# Prove that the closure is the following set.

1. Oct 2, 2007

### rumjum

1. The problem statement, all variables and given/known data

Suppose (X,d) is a metric space. For a point in X and a non empty set S (as a subset of X), define d(p,S) = inf({(d(p,x):x belongs to S}). Prove that the closure of S is equal to the set {p belongs to S : d(p,S) =0}

2. Relevant equations

Closure of S = S U S' , where S' is the set of limit points of S.

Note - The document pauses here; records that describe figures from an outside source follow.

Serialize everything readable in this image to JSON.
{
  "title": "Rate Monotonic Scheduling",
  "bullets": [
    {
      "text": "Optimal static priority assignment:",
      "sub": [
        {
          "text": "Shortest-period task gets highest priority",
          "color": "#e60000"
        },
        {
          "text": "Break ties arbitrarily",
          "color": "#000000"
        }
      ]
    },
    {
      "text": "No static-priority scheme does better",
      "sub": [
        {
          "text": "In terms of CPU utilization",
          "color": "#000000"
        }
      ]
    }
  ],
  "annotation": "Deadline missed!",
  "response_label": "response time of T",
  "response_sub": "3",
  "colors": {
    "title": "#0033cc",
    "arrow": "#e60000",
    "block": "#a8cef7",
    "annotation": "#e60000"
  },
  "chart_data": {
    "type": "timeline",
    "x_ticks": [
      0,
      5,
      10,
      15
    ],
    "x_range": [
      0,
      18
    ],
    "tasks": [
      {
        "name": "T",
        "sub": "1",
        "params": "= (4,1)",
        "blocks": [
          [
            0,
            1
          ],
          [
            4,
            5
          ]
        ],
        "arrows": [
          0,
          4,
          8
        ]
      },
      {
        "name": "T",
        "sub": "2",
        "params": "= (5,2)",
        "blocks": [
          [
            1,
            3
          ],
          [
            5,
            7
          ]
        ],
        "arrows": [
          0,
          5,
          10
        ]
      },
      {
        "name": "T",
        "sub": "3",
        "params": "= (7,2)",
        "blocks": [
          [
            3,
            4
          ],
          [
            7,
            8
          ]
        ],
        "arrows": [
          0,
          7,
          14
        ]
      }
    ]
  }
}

3. The attempt at a solution

Any hint would be useful. My line of reasoning is the following.
I started with a picture of all the metric space. I took cases like p being part of S and then p not being part of S. But, if p is not part of S, then the intersection of Neighborhood of p with some small radius , r with the set S could be null as d(p,x) > 0. Where as the least distance of any such point "p" and x is zero. Also, d(p,S) belongs to R. Hence, there shall be a real number between any nonzero d(p,S) and zero. As a result, all elements of inf{d(p,S)} = 0.

2. Oct 2, 2007

### matt grime

p is a limit point of S if and only if there is a sequence s_i in S tending to p. Just writing the definition pretty much solves the problem.

3. Oct 2, 2007

### rumjum

Does not make any sense to me

Edit: Yup, it makes sense now. For some reason, the class on sequence is chapter 3 in Rudin but the homework problem given to me is after Chapter 2. so, it was not not easy understanding the subsequence part. However, I solved it in a different way.